Telephone Screening for Hearing Loss Questioned
It sure sounds convenient. Pick up the phone, dial a number, listen to some sounds, and find out if you have a hearing loss. That's even better than the drive-through lane at your favorite fast food chain. But how good is hearing screening by telephone?
Hearing screening by telephone does alert the public to hearing loss and does convince many people to seek an in-depth hearing evaluation. But, according to the American Speech-Language-Hearing Association's (ASHA) Committee on Audiologic Evaluation, telephone hearing screening does have limitations.
Test signals are limited to frequencies below 3000 Hz (cycles per second) so that hearing at higher frequencies is not screened. Also, the physical nature of the signal that is actually heard depends on factors, such as the telephone answering machine used to conduct the tests, the telephone transmission lines, the model of telephone used by the caller, background noise, the response of the telephone for that particular call, and even the position of the telephone receiver relative to the listener's ear.

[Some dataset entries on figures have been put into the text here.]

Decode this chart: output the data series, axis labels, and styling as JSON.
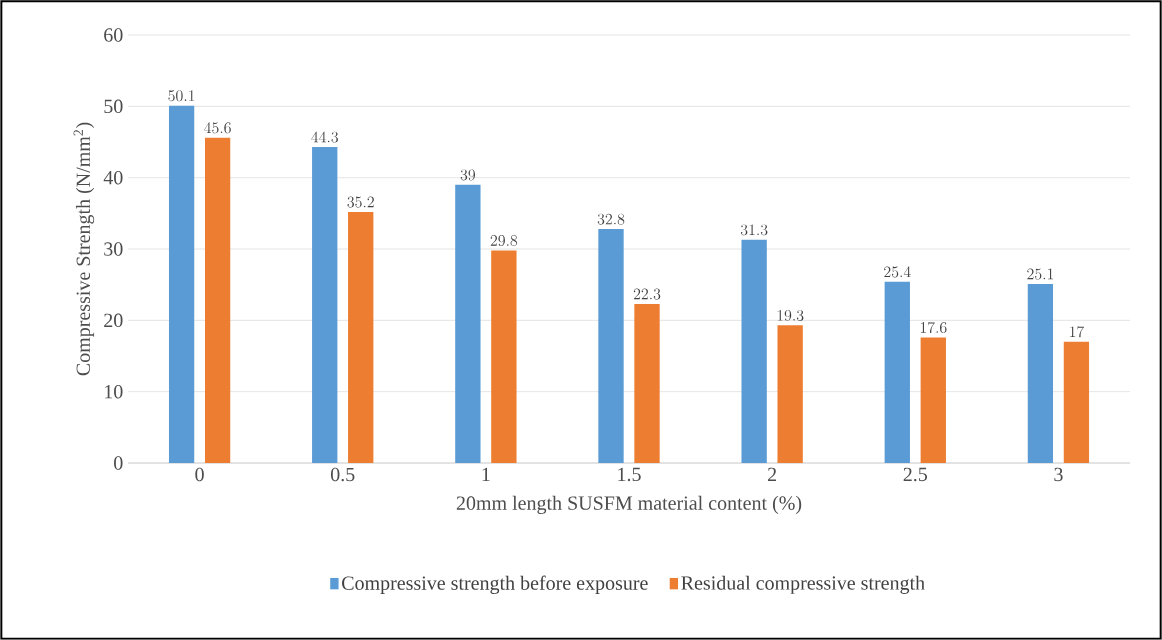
{
  "chart_data": {
    "type": "bar",
    "xlabel": "20mm length SUSFM material content (%)",
    "ylabel": "Compressive Strength (N/mm$^{2}$)",
    "categories": [
      "0",
      "0.5",
      "1",
      "1.5",
      "2",
      "2.5",
      "3"
    ],
    "series": [
      {
        "name": "Compressive strength before exposure",
        "color": "#5b9bd5",
        "values": [
          50.1,
          44.3,
          39,
          32.8,
          31.3,
          25.4,
          25.1
        ]
      },
      {
        "name": "Residual compressive strength",
        "color": "#ed7d31",
        "values": [
          45.6,
          35.2,
          29.8,
          22.3,
          19.3,
          17.6,
          17
        ]
      }
    ],
    "ylim": [
      0,
      60
    ],
    "yticks": [
      0,
      10,
      20,
      30,
      40,
      50,
      60
    ],
    "grid": "y",
    "legend": "bottom",
    "data_labels": true
  }
}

Because of these factors, two persons calling the same telephone screening number from different telephones may receive somewhat different tests. In fact, the same person using the same telephone may not receive exactly the same test each time he or she calls.

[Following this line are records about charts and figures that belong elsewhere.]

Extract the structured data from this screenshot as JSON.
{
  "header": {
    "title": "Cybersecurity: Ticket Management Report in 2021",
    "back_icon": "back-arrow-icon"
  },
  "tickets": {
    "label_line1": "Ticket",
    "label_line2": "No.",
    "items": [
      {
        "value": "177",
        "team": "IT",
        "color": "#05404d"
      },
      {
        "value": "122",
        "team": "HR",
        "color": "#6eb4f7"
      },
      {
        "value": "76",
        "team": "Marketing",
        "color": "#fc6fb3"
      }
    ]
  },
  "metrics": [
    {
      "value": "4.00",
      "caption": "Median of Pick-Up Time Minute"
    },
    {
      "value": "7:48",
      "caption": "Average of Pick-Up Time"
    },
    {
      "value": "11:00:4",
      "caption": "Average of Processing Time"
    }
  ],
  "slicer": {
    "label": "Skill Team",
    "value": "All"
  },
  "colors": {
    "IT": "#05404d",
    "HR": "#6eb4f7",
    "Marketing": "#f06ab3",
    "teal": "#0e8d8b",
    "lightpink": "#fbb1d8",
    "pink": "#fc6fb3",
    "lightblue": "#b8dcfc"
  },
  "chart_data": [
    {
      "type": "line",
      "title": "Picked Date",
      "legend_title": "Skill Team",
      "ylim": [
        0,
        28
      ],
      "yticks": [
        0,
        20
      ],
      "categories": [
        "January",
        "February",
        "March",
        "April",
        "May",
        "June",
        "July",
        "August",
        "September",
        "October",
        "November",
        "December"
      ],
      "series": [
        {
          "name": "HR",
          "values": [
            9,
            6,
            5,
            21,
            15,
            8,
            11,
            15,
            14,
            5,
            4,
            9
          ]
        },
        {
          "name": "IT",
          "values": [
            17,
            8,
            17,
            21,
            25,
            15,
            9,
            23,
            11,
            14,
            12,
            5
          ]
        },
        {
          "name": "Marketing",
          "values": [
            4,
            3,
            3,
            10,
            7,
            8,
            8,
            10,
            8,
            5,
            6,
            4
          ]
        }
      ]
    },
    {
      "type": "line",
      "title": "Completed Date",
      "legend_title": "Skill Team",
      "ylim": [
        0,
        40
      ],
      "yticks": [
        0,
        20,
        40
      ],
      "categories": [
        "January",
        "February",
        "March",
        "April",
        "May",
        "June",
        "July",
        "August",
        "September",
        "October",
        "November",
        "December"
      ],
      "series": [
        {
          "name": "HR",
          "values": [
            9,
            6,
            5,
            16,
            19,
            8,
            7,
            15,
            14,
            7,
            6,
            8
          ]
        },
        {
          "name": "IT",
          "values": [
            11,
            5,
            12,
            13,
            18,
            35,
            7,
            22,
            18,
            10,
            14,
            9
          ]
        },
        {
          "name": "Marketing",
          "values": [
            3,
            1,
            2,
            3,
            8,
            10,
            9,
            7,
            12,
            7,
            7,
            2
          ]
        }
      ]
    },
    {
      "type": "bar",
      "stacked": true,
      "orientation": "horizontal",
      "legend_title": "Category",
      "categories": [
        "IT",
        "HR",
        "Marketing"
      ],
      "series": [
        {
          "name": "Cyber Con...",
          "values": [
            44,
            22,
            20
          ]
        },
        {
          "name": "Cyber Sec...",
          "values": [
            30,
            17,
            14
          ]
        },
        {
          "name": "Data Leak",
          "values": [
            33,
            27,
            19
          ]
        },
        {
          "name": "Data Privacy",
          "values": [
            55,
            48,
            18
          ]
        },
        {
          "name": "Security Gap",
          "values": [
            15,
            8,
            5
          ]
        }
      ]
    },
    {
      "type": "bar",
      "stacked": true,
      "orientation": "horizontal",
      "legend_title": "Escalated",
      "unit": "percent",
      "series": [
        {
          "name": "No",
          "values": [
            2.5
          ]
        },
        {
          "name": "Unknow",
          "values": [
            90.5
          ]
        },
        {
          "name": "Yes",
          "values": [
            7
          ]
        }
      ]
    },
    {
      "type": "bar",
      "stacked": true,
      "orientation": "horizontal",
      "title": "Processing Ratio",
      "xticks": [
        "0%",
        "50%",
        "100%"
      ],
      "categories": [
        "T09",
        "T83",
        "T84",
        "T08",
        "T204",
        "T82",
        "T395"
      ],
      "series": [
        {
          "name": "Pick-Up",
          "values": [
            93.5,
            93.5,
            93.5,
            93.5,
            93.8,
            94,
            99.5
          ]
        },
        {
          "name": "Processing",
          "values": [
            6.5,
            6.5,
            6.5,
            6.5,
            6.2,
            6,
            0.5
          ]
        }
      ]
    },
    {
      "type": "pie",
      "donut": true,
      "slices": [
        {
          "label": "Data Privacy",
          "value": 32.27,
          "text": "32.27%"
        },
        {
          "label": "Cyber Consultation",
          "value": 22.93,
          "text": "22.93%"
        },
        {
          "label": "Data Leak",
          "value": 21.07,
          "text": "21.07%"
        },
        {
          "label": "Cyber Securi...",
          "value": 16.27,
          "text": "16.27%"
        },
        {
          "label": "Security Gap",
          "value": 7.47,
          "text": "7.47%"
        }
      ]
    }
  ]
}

The committee also pointed out that ASHA guidelines recommend that hearing screening be conducted or supervised by an audiologist using a calibrated audiometer in a relatively quiet test environment. According to the committee's report, hearing screenings that do not comply with the ASHA guidelines are being conducted via the telephone in many geographical locations.
The committee concluded that telephone hearing screening should be viewed with caution until its validity and efficacy are demonstrated.